6. To recover compensation for moral damages in the amount of 19,000 rubles from Tinkoff Bank JSC
Thus, it can be understood that globally the requirements can be divided into two categories
– requirements to recognize as illegal the imposition of a debit card when opening a deposit
– requirements to recognize as illegal the presence of automatic consent for the processing of biometrics in the UKBO and to recognize as illegal the receipt of consent for the processing of biometrics during a regular login to the Internet bank.
So that the post does not turn into a kilometer sheet since I won the court in the first instance.

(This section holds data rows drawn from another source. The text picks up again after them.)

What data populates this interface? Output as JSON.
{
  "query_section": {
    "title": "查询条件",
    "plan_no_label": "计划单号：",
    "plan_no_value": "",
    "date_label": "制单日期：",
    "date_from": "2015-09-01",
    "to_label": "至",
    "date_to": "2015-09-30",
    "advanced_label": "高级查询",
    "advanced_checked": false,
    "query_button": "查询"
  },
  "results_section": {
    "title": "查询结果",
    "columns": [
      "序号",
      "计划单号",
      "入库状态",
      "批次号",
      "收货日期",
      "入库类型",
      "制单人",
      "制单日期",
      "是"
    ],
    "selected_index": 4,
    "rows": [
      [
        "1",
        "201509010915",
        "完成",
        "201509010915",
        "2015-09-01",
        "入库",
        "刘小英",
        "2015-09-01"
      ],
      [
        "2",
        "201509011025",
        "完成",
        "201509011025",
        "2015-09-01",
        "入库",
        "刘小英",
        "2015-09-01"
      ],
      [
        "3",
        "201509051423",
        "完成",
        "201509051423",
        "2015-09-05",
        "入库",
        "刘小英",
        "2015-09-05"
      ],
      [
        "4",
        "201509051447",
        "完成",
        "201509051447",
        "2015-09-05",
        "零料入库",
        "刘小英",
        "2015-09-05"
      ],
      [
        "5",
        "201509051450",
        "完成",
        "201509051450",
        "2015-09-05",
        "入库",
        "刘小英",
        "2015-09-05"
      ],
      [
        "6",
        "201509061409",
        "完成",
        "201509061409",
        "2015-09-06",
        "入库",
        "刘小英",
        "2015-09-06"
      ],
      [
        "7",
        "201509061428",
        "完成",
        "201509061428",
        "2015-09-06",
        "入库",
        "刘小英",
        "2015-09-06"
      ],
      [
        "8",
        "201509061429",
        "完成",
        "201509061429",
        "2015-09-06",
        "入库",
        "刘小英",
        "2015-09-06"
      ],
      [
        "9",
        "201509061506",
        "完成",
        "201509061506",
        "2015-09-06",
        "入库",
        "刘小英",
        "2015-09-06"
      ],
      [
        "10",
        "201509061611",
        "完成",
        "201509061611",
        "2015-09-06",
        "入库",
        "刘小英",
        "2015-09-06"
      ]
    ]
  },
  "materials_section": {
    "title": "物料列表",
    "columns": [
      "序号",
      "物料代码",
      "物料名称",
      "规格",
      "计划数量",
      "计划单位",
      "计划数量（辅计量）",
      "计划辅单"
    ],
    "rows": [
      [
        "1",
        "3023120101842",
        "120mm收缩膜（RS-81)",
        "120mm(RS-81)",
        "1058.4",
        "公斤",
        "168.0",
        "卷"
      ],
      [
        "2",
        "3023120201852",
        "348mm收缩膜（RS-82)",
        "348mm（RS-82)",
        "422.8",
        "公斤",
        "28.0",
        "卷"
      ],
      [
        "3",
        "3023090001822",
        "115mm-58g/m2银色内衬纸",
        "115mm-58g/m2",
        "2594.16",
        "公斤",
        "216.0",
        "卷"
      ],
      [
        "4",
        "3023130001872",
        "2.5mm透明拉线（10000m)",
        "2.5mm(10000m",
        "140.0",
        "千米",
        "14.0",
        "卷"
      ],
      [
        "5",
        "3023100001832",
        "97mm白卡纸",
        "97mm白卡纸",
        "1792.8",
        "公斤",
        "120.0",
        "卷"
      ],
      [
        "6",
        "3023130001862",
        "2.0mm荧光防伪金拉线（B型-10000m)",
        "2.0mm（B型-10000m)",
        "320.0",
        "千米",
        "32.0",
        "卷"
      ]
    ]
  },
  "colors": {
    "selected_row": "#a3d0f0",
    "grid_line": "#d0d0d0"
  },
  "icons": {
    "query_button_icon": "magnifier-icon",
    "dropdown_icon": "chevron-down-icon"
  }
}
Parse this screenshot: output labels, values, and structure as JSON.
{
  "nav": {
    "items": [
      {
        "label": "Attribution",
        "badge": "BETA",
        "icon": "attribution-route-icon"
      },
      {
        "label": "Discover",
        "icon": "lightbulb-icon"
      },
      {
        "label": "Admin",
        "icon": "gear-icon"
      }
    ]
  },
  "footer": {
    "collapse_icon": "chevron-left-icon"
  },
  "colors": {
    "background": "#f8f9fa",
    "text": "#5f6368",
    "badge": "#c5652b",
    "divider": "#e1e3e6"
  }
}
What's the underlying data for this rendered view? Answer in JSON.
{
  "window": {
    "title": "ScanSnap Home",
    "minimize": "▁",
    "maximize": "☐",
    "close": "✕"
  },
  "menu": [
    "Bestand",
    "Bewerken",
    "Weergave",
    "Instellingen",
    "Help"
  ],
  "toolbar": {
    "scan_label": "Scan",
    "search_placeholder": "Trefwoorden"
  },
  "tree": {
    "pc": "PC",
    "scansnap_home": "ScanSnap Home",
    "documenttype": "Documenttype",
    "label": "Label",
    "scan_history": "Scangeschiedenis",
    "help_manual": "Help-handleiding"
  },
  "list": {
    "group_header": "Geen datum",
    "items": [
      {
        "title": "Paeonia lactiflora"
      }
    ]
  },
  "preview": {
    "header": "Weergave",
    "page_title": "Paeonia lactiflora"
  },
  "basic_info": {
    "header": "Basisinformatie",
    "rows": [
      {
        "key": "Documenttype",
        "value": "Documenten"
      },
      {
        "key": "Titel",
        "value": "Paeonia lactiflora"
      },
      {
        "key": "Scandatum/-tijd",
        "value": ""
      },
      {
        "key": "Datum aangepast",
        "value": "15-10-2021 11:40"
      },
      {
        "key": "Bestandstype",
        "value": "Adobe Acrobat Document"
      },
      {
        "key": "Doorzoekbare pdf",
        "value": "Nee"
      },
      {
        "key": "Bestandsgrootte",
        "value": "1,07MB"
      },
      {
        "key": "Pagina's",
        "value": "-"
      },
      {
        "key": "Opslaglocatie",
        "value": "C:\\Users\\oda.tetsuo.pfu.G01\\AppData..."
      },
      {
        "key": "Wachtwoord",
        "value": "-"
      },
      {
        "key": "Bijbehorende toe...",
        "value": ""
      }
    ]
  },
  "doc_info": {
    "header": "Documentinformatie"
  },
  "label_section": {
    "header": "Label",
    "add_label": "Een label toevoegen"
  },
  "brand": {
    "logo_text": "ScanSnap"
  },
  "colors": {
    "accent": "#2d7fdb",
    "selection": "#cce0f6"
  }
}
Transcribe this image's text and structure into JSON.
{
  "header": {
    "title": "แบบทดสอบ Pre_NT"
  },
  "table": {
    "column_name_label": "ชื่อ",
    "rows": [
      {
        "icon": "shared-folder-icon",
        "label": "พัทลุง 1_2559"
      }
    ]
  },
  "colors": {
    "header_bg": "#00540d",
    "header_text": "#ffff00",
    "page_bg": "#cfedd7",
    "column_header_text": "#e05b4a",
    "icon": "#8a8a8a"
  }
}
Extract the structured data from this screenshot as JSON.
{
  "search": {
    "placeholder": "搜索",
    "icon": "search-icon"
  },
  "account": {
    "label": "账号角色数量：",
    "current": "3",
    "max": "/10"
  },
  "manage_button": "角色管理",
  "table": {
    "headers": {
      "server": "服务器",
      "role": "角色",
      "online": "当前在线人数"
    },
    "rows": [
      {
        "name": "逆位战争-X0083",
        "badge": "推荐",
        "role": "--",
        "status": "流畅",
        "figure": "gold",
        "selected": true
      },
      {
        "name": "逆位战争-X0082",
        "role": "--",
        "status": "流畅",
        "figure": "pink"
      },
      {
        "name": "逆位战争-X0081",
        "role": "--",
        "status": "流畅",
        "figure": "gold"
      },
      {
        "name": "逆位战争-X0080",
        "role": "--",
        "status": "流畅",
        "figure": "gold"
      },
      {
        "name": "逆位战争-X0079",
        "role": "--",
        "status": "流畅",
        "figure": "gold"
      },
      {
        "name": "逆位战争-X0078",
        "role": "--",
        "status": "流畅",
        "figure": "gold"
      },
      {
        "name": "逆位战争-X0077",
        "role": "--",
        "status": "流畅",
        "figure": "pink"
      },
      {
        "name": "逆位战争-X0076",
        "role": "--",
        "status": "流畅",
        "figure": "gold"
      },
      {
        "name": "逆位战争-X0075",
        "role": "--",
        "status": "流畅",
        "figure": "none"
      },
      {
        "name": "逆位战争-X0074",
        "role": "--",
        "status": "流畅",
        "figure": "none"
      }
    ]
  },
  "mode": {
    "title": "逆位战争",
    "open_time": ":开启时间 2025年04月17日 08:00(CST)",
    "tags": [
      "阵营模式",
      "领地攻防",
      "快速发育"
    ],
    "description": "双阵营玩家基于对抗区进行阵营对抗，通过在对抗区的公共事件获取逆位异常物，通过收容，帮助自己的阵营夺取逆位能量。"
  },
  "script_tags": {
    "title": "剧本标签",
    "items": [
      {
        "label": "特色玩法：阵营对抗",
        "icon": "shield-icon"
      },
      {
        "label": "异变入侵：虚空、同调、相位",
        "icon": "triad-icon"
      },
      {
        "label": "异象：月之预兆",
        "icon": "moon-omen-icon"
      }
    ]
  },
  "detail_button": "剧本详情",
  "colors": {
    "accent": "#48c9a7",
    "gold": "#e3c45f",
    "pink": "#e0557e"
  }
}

I am attaching for now that it is nonsense, or rather the position of TBank, which was written by a lawyer of TBank
And also the response of the Ministry of Digital Development dated 05/31/52024 No. P24-267165 about the date of accreditation of Tinkoff
And the response of the Ministry of Digital Development dated July 11, 2024 No. P25-16410-OG based on the results of a REPEATED personal reception
2. Responses from departments and cases under the Code of Administrative Offenses
I will not cite here all the departmental responses that came to me over almost a year, I will only note those that gave substantive answers, and not just written tons of clerical paper
2.1 Rospotrebnadzor turned out to be the most normal agency. Since he refused to initiate a case under Article 14.8 of the Code of Administrative Offences, and after filing a complaint with the head of the department, he returned the case for a new consideration and opened a case under Article 14.8 of the Code of Administrative Offences, and also issued an order to eliminate the violations.
TBank was offended and went to the Arbitration Court where it lost at the moment and in the appellate instance
Taking into account the Prejudice, this decision will be used in an appeal in a court of general jurisdiction.
2.2 Roskomnadzor, after FOUR appeals of its refusal to initiate proceedings under Article 13.11 of the Code of Administrative Offenses, sent THREE messages about the fact of an administrative offense to the Roskomnadzor Office for the Central Federal District
2.3 The Central Bank of the Russian Federation answered its part and sent the rest to the Ministry of Digital Development
2.4 The Ministry of Digital Development, after two personal visits, gave a CLEAR position on the INACCEPTABILITY of obtaining consent for the processing of biometric data as usual when logging into a mobile application, online banking or using an ATM.
I won the court of general jurisdiction in the first instance, but TBank filed an appeal, but I have not received it yet. As soon as I receive it, I’ll share their masterpiece, or rather nonsense 🙂
So citizens whose biometric data TBank leaked to the EBS can also sue, at least for the sake of compensation for moral damage caused.